Bloomberg did a quick comparison of forecasting among different major central banks of the world, I read it quite a while ago and will have to find it again for reference, and the Fed was in the last quintile of accuracy, meaning that its median estimates were correct less than 50% of the time. Now, I am not particularly sure how the Fed managed to beat the odds. Simply flipping a coin would be more accurate. And nobody has been fired. So where do I sign up for that job? I’ll just whip out my special mint Thomas Jefferson dollar coin and get right to work on improving the accuracy of Fed forecasting; though I suppose one of those zinc pennies would do in a pinch.

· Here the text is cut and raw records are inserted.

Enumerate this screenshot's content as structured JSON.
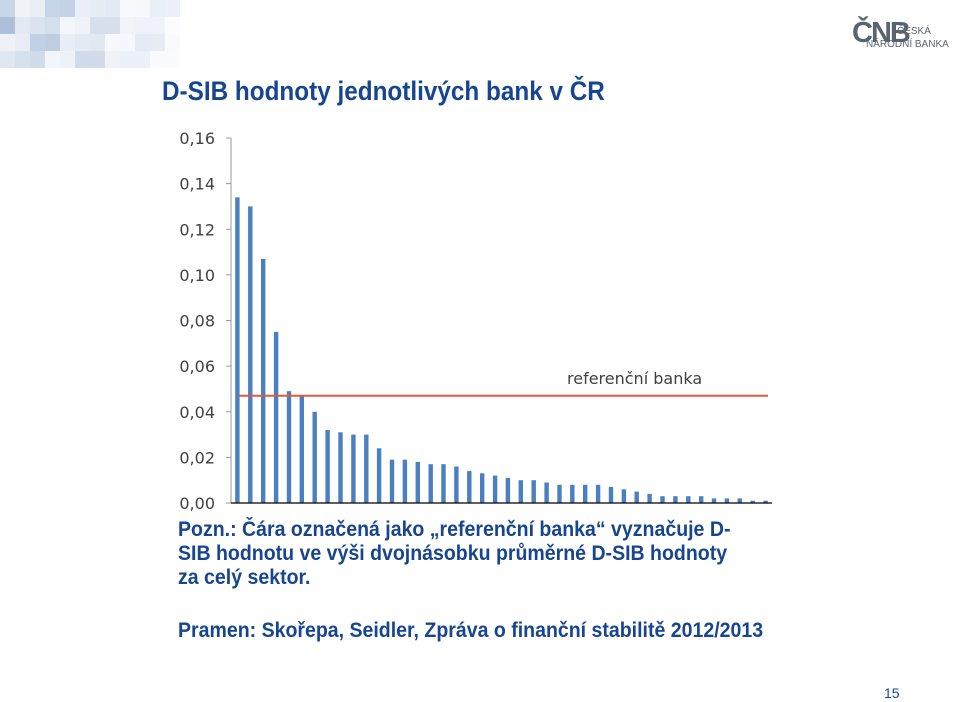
{
  "logo": {
    "mark": "ČNB",
    "line1": "ČESKÁ",
    "line2": "NÁRODNÍ BANKA"
  },
  "title": "D-SIB hodnoty jednotlivých bank v ČR",
  "chart_data": {
    "type": "bar",
    "title": "",
    "xlabel": "",
    "ylabel": "",
    "ylim": [
      0,
      0.16
    ],
    "yticks": [
      "0,00",
      "0,02",
      "0,04",
      "0,06",
      "0,08",
      "0,10",
      "0,12",
      "0,14",
      "0,16"
    ],
    "grid": false,
    "bar_color": "#4a7fc1",
    "values": [
      0.134,
      0.13,
      0.107,
      0.075,
      0.049,
      0.047,
      0.04,
      0.032,
      0.031,
      0.03,
      0.03,
      0.024,
      0.019,
      0.019,
      0.018,
      0.017,
      0.017,
      0.016,
      0.014,
      0.013,
      0.012,
      0.011,
      0.01,
      0.01,
      0.009,
      0.008,
      0.008,
      0.008,
      0.008,
      0.007,
      0.006,
      0.005,
      0.004,
      0.003,
      0.003,
      0.003,
      0.003,
      0.002,
      0.002,
      0.002,
      0.001,
      0.001
    ],
    "reference_line": {
      "label": "referenční banka",
      "value": 0.047,
      "color": "#e05a3e"
    }
  },
  "note": {
    "lines": [
      "Pozn.: Čára označená jako „referenční banka“ vyznačuje D-",
      "SIB hodnotu ve výši dvojnásobku průměrné D-SIB hodnoty",
      "za celý sektor."
    ]
  },
  "source": "Pramen: Skořepa, Seidler, Zpráva o finanční stabilitě 2012/2013",
  "page_number": "15"
}
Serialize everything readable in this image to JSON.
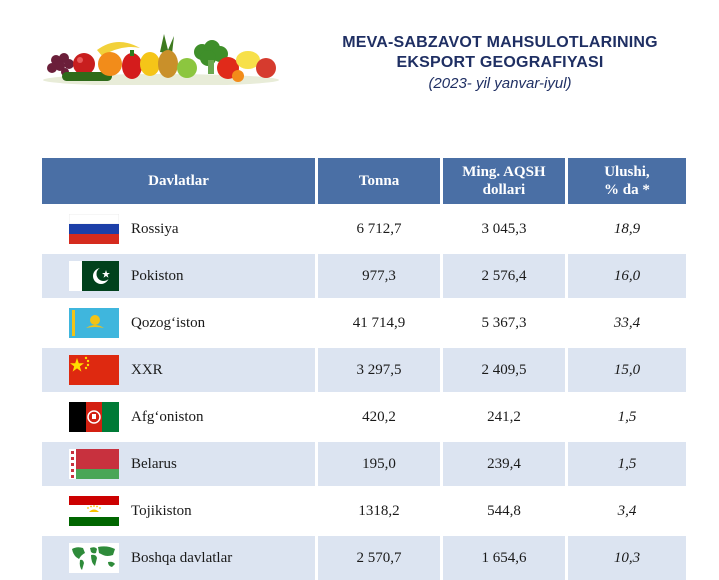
{
  "header": {
    "title_line1": "MEVA-SABZAVOT MAHSULOTLARINING",
    "title_line2": "EKSPORT GEOGRAFIYASI",
    "subtitle": "(2023- yil yanvar-iyul)"
  },
  "table": {
    "columns": {
      "country": "Davlatlar",
      "tonna": "Tonna",
      "usd_line1": "Ming. AQSH",
      "usd_line2": "dollari",
      "share_line1": "Ulushi,",
      "share_line2": "% da *"
    },
    "rows": [
      {
        "country": "Rossiya",
        "tonna": "6 712,7",
        "usd": "3 045,3",
        "share": "18,9",
        "flag": "russia-flag-icon"
      },
      {
        "country": "Pokiston",
        "tonna": "977,3",
        "usd": "2 576,4",
        "share": "16,0",
        "flag": "pakistan-flag-icon"
      },
      {
        "country": "Qozog‘iston",
        "tonna": "41 714,9",
        "usd": "5 367,3",
        "share": "33,4",
        "flag": "kazakhstan-flag-icon"
      },
      {
        "country": "XXR",
        "tonna": "3 297,5",
        "usd": "2 409,5",
        "share": "15,0",
        "flag": "china-flag-icon"
      },
      {
        "country": "Afg‘oniston",
        "tonna": "420,2",
        "usd": "241,2",
        "share": "1,5",
        "flag": "afghanistan-flag-icon"
      },
      {
        "country": "Belarus",
        "tonna": "195,0",
        "usd": "239,4",
        "share": "1,5",
        "flag": "belarus-flag-icon"
      },
      {
        "country": "Tojikiston",
        "tonna": "1318,2",
        "usd": "544,8",
        "share": "3,4",
        "flag": "tajikistan-flag-icon"
      },
      {
        "country": "Boshqa davlatlar",
        "tonna": "2 570,7",
        "usd": "1 654,6",
        "share": "10,3",
        "flag": "world-map-icon"
      }
    ]
  },
  "images": {
    "banner": "fruits-vegetables-banner"
  },
  "colors": {
    "header_bg": "#4a6fa5",
    "row_alt_bg": "#dce4f1",
    "title_color": "#1f2f63"
  }
}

Seriously, though, with that kind of reliability rating, I am astounded that any of the policymakers at the Fed have any certainty that sending signals of tighter money to come, let alone acting upon it, is the right thing to do. I suppose it all depends on what they believe is the better condition of error. To err on the side of tight or on the side of easy. Having learned a painful lesson from the crash of 2008, I could think of plenty of reasons why erring on the side of tight is a really bad idea while erring on the side of maybe actually hitting the target or a bit above would hurt a lot less. Of course, who am I kidding? It’s not like they really care about the people they serve. Perhaps some harbor dreams of being on the cover of The Atlantic with the caption “Our Hero”, and being heralded as the savior of the financial system with few having a clue as to the nature of its demise.
I can recall all the harping on central bank credibility back in 2009-12, supposedly one of the reasons the Fed did not pursue a more appropriate policy stance during that period. And now I am thinking that it really has lost credibility in controlling inflation in whichever direction. So why can’t they either figure out how to live up to the chosen target and get serious about it or can the whole ridiculous inflation charade? It can’t be so hard to tell the truth – we tighten because we WANT to not because the economy needs it. It doesn’t matter if wages are rising or not, or whether productivity is falling. Nothing matters.
Oy! So here do I sign up for that job where nothing matters, I get a limo ride to work every morning and my very own police force at my command? Talk about punch bowls and extravagance… If the Fed is really that conservative of an institution, they should all self-deport.
PS: One other thing I have in my bag of tricks tonight is this David Beckworth post on monetary offset of changes in fiscal policy in Canada. The posts is accompanied by a really nice graph of Canada’s period of austerity in which the Bank of Canada PERMANENTLY expanded the base to offset. Now, just suppose that the purpose of QE3 was to offset the changes in fiscal policy. What happens then, when that offset is NOT permanent – as we can pretty well surmise to be the case in the US with policymakers in quite a rush to shrink the balance sheet to more “normal” levels? So yeah. What happens when they undo QE3?